Lecture 12 Model Systems
C. elegans olfactory system
According to lecture, C. Elegans olfaction consists of three sets of neurons: AWA, AWB, and AWC. AWA and AWC control attraction while AWB regulates repulsion. An interesting finding is that the C. Elegans olfactory system is spatially encoded; it doesn't matter what the signal is, it matters which neuron fires. For example, if an attractant receptor is expressed in the repulsive or AWB neurons, the animal will be repelled by the attractant.
Lecture 12 Techniques
Mice are engineered to express a transneuronal tracer. Only mitral cells connected to the glomerulus take up the tracer with subsequent uptake by cortical neurons. Visualization of cortical neurons provides insight into olfactory cortex organization.
G-CaMP is a Ca2+ probe based on a single green fluorescent protein (GFP). G-CaMP shows a large fluorescence increase upon Ca2+ binding, but its fluorescence is dim and pH sensitive, similar to other single GFP-based probes.
Drosophila brain warping
Every Drosophila brain is different. Thus, deriving information from many fly brains may be difficult. Averaging can produce a fairly fuzzy image, so researchers developed a technique in which they use Drosophila brain warping--also used in human fMRI studies--to form a clearer picture. It is a method whereby many images of many fly brains are "warped" to adhere to a more coherent image. The method used is called translation rotation scaling, or non-linear warping. Researchers can thus "register" many different brains onto a preselected standard brain. This method has been used in studying projection neuron axon pathways. The method allows investigators to compare structures across different individuals of the same species.
An internal ribosome entry site (IRES) is a nucleotide sequence that allows for translation initiation in the middle of a messenger RNA (mRNA) sequence. Normally, in eukaryotes, translation can only be initiated at the 5' end of the mRNA molecule, since 5' cap recognition is required for the assembly of the initiation complex. IRES mimics the 5' cap structure, and is recognized by the 43S pre-initiation complex (the 40S ribosomal subunit plus eIF1A, eIF3, and eIF2-GTP-bound to the initiator tRNA, required for translation). IRES are located in the 5’ un-translated region (UTR) of RNA viruses and allow translation of the RNAs in a cap-independent manner. Some mammalian mRNAs have also been reported to have IRES, although their existence is still controversial. One hypothesis is that the IRES function in eukaryotic mRNAs as housekeeping genes involved in cellular survival.
When an IRES segment is located in between two reporter genes in eukaryotic mRNA molecules as bi-cistronic mRNA, it can drive translation of the downstream protein coding region independently of the 5'-cap structure bound to the 5' end of the mRNA molecule. As such, both proteins are produced in the cell. The first reporter protein located in the first cistron is synthesized by the cap-dependent initiation approach while translation initiation of the second protein is directed by the IRES segment located in the inter-cistronic spacer region between the two reporter protein coding regions. However, this so-called “method of bi-cistronic constructs” has several bottlenecks when used in vivo and can often be deceitful.

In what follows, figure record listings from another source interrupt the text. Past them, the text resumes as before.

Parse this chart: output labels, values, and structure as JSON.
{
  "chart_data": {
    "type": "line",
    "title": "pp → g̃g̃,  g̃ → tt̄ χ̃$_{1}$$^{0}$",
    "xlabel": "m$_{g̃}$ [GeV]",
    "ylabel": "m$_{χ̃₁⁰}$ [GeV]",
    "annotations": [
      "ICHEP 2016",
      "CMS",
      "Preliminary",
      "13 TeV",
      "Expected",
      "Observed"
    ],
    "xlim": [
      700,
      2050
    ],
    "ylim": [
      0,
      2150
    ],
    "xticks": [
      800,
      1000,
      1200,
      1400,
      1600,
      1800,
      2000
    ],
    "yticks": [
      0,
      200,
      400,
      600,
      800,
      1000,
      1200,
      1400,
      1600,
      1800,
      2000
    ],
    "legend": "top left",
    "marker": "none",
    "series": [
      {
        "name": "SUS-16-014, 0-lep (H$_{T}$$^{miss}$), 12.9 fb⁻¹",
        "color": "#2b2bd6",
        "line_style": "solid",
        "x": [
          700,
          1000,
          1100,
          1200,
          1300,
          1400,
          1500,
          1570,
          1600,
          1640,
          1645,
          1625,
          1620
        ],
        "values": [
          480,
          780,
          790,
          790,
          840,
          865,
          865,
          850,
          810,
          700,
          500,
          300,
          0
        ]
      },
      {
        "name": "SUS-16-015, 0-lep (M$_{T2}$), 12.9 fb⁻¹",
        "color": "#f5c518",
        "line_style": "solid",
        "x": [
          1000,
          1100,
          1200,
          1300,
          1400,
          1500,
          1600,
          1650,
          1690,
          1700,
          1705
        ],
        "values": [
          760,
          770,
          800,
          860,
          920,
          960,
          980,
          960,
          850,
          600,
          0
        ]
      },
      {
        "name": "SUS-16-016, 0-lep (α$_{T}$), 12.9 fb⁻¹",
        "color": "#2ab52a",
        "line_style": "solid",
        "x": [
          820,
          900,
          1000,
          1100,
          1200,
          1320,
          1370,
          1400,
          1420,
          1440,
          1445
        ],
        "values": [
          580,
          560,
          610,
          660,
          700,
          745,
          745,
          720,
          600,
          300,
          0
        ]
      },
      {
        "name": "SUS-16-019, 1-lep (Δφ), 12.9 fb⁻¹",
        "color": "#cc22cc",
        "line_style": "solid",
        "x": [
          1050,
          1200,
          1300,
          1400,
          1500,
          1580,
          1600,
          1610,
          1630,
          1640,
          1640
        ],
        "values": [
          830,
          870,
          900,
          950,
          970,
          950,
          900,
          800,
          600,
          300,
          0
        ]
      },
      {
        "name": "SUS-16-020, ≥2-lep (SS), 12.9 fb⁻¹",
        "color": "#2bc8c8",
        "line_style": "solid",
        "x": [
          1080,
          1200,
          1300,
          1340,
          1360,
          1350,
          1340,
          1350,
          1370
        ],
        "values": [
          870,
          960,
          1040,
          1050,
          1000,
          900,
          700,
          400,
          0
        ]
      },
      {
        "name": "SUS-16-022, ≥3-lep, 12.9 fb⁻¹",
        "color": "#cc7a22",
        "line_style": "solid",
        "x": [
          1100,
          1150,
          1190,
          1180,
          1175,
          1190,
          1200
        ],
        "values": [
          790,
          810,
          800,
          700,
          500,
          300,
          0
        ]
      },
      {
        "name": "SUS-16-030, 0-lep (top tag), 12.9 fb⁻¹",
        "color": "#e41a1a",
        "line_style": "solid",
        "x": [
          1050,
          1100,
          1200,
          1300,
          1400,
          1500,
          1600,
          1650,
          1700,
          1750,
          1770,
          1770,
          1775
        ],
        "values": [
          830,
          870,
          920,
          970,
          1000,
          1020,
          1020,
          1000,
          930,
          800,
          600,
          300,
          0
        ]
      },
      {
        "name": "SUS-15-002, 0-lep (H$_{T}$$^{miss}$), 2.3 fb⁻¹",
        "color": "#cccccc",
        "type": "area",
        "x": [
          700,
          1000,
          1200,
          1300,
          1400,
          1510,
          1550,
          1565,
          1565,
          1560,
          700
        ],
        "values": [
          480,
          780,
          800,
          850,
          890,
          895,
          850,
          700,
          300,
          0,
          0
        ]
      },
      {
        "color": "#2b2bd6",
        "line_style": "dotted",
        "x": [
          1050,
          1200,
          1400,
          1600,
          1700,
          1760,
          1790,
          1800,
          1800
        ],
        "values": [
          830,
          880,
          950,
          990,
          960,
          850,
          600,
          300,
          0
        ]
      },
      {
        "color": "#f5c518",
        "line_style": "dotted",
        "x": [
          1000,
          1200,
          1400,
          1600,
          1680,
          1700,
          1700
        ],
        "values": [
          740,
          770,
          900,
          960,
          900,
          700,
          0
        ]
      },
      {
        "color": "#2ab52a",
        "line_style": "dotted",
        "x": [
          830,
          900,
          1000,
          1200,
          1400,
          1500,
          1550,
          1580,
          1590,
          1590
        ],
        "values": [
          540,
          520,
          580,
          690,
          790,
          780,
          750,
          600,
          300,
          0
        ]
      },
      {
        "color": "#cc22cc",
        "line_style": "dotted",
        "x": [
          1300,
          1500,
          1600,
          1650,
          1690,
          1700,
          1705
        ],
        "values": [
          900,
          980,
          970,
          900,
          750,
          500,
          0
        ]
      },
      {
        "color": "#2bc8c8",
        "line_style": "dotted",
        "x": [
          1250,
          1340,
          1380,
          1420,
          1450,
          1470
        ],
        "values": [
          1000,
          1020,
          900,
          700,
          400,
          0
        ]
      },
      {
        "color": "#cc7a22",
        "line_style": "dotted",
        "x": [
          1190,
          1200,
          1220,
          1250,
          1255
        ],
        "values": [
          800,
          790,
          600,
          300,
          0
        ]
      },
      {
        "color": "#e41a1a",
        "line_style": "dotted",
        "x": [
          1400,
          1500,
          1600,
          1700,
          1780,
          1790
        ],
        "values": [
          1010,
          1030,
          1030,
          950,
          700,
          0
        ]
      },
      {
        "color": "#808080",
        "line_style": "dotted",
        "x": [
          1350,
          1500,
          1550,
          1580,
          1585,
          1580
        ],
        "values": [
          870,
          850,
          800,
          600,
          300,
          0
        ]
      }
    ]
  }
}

In Lecture 12, Professor Luo presented data from Mombaerts et al. (1996), which used IRES to enable the translation of the P2 receptor (an olfactory receptor gene which is expressed in a restricted subpopulation of olfactory sensory neurons) and the tau-lacZ fusion protein (the protein tau functions in microtubule binding, while lacZ is a common reporter gene) from one mRNA. Their strategy allowed them to visualize axons from olfactory sensory neurons expressing a given odorant receptor as they project to the olfactory bulb. The experiment showed that neurons expressing a given receptor, and therefore responsive to a given odorant, project with precision to 2 of the 1800 glomeruli within the olfactory bulb.